Эти лермонтовские строки можно расценить как попытку определить свою личную позицию по отношению к тем спорам о судьбе России, которые разгорелись в те годы. Лермонтов, как видим, не принял официальную версию, автором которой был А.Х. Бенкендорф:

«Прошлое России удивительно, настоящее более чем великолепно, будущее — выше всего, что может представить самое пылкое воображение».

Но точка зрения Лермонтова не совпадала и с Чаадаевской:

«Мы живем одним настоящим в самых тесных его пределах, без прошедшего и будущего, среди мертвого застоя».

23 апреля Лермонтов отправился в дорогу.

В Туле он догнал Столыпина, который выехал из Москвы днем раньше[35].

Пробыв день у тетки — Елены Петровны Веолевой, Лермонтов и Столыпин двинулись на Кавказ уже вместе.

Орел или решка?

9 мая 1841 года в губернский город Ставрополь въехали поручик Тенгинского пехотного полка Лермонтов и Нижегородского Драгунского полка капитан Столыпин. Во второй половине дня они встретились с уже знакомым Лермонтову Александром Семеновичем Траскиным — подполковником, флигель-адъютантом. (Траскин уже третий год был Начальником штаба, до него этот пост занимал дядя Лермонтова — генерал Павел Иванович Петров).

Командующего Кавказской линией и Черноморией П.Х. Граббе в Ставрополе в это время не было, и, по установленному порядку, Траскин сам подписал распоряжение: «Поручик Лермонтов прибыл в Ставрополь <…> и по воле Командующего войсками был прикомандирован к отряду, действующему на левом фланге Кавказа для участвования в экспедиции» [126, 159].

Утром следующего дня Лермонтов отправил своей бабушке, Елизавете Алексеевне, в Петербург письмо:

«Милая бабушка, я сейчас приехал только в Ставрополь и пишу к вам; ехал я с Алексеем Аркадьевичем, и ужасно долго ехал, дорога была прескверная, теперь не знаю сам еще, куда поеду; кажется, прежде в крепость Шуру, где полк, а оттуда постараюсь на Воды. Я, слава Богу, здоров и спокоен, лишь бы вы были спокойны, как я: одного только и желаю; пожалуйста, оставайтесь в Петербурге: и для вас и для меня будет лучше во всех отношениях… Я все надеюсь, милая бабушка, что мне все-таки выйдет прощенье, и я могу выйти в отставку.

Прощайте, милая бабушка, целую ваши ручки и молю Бога, чтоб вы были здоровы и спокойны, и прошу вашего благословения.

Остаюсь п<окорный> внук Лермонтов» [5, IV, 426].
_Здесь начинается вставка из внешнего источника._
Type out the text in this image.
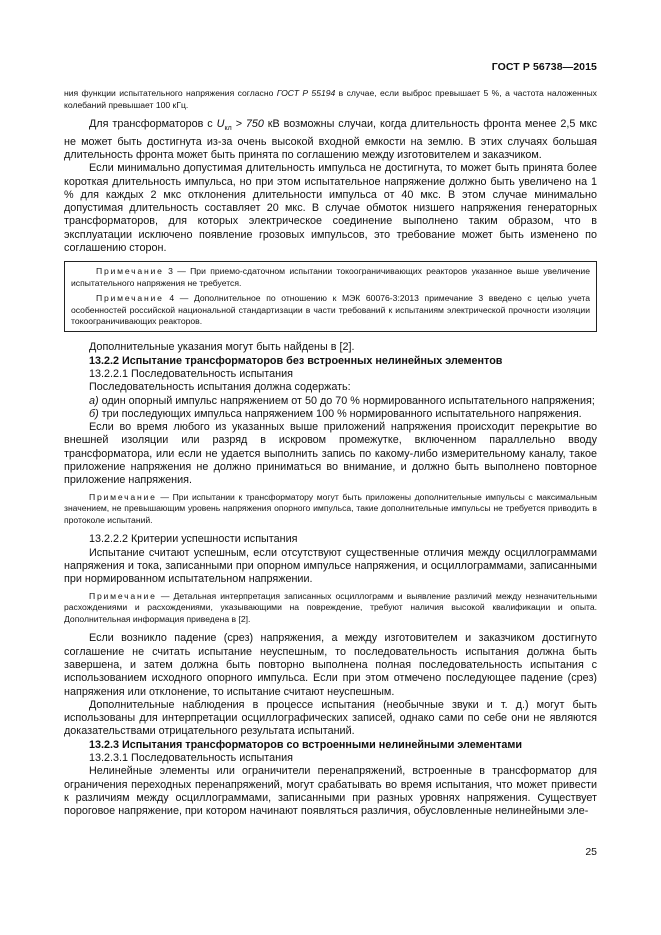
ГОСТ Р 56738—2015

ния функции испытательного напряжения согласно ГОСТ Р 55194 в случае, если выброс превышает 5 %, а частота наложенных колебаний превышает 100 кГц.

Для трансформаторов с $U_{кл} > 750$ кВ возможны случаи, когда длительность фронта менее 2,5 мкс не может быть достигнута из-за очень высокой входной емкости на землю. В этих случаях большая длительность фронта может быть принята по соглашению между изготовителем и заказчиком.

Если минимально допустимая длительность импульса не достигнута, то может быть принята более короткая длительность импульса, но при этом испытательное напряжение должно быть увеличено на 1 % для каждых 2 мкс отклонения длительности импульса от 40 мкс. В этом случае минимально допустимая длительность составляет 20 мкс. В случае обмоток низшего напряжения генераторных трансформаторов, для которых электрическое соединение выполнено таким образом, что в эксплуатации исключено появление грозовых импульсов, это требование может быть изменено по соглашению сторон.

Примечание 3 — При приемо-сдаточном испытании токоограничивающих реакторов указанное выше увеличение испытательного напряжения не требуется.

Примечание 4 — Дополнительное по отношению к МЭК 60076-3:2013 примечание 3 введено с целью учета особенностей российской национальной стандартизации в части требований к испытаниям электрической прочности изоляции токоограничивающих реакторов.

Дополнительные указания могут быть найдены в [2].

13.2.2 Испытание трансформаторов без встроенных нелинейных элементов

13.2.2.1 Последовательность испытания

Последовательность испытания должна содержать:

а) один опорный импульс напряжением от 50 до 70 % нормированного испытательного напряжения;

б) три последующих импульса напряжением 100 % нормированного испытательного напряжения.

Если во время любого из указанных выше приложений напряжения происходит перекрытие во внешней изоляции или разряд в искровом промежутке, включенном параллельно вводу трансформатора, или если не удается выполнить запись по какому-либо измерительному каналу, такое приложение напряжения не должно приниматься во внимание, и должно быть выполнено повторное приложение напряжения.

Примечание — При испытании к трансформатору могут быть приложены дополнительные импульсы с максимальным значением, не превышающим уровень напряжения опорного импульса, такие дополнительные импульсы не требуется приводить в протоколе испытаний.

13.2.2.2 Критерии успешности испытания

Испытание считают успешным, если отсутствуют существенные отличия между осциллограммами напряжения и тока, записанными при опорном импульсе напряжения, и осциллограммами, записанными при нормированном испытательном напряжении.

Примечание — Детальная интерпретация записанных осциллограмм и выявление различий между незначительными расхождениями и расхождениями, указывающими на повреждение, требуют наличия высокой квалификации и опыта. Дополнительная информация приведена в [2].

Если возникло падение (срез) напряжения, а между изготовителем и заказчиком достигнуто соглашение не считать испытание неуспешным, то последовательность испытания должна быть завершена, и затем должна быть повторно выполнена полная последовательность испытания с использованием исходного опорного импульса. Если при этом отмечено последующее падение (срез) напряжения или отклонение, то испытание считают неуспешным.

Дополнительные наблюдения в процессе испытания (необычные звуки и т. д.) могут быть использованы для интерпретации осциллографических записей, однако сами по себе они не являются доказательствами отрицательного результата испытаний.

13.2.3 Испытания трансформаторов со встроенными нелинейными элементами

13.2.3.1 Последовательность испытания

Нелинейные элементы или ограничители перенапряжений, встроенные в трансформатор для ограничения переходных перенапряжений, могут срабатывать во время испытания, что может привести к различиям между осциллограммами, записанными при разных уровнях напряжения. Существует пороговое напряжение, при котором начинают появляться различия, обусловленные нелинейными эле-

25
Но это письмо было не единственным, отправленным в тот день. В Петербург ушло еще одно, адресованное дочери историка Н.М. Карамзина Софье и написанное по-французски. Вот отрывок из этого письма[36]:

«Я только что приехал в Ставрополь, дорогая Софи, и отправляюсь в тот же день в экспедицию с Столыпиным-Монго. Пожелайте мне счастья и легкого ранения, это самое лучшее, что только можно мне пожелать. Надеюсь, что это письмо застанет вас еще в С.-Петербурге и что в тот момент, когда вы будете его читать, я буду штурмовать Черкей… Итак, я уезжаю вечером; признаюсь вам, что я порядком устал от всех этих путешествий, которым, кажется, суждено вечно длиться. Я хотел написать еще кое-кому в Петербург, в том числе и г-же Смирновой, но не знаю, будет ли ей приятен этот дерзкий поступок, и поэтому воздерживаюсь… Прощайте; передайте, пожалуйста, всем вашим почтение; еще раз прощайте — будьте здоровы, счастливы и не забывайте меня.

вернуться

34

Князь Владимир Федорович Одоевский подарил Лермонтову записную книжку в прощальный вечер в Петербурге и на первой странице написал: «Поэту Лермонтову дается сия моя старая и  любимая книга с тем, чтобы он возвратил ее сам, и всю исписанную». На двух следующих страницах сделаны выписки из Евангелия. После смерти поэта Владимир Федорович, передавая записную книжку в Императорскую Публичную библиотеку, пояснил: «Эти выписки имели отношение к религиозным спорам, которые часто подымались между Лермонтовым и мною».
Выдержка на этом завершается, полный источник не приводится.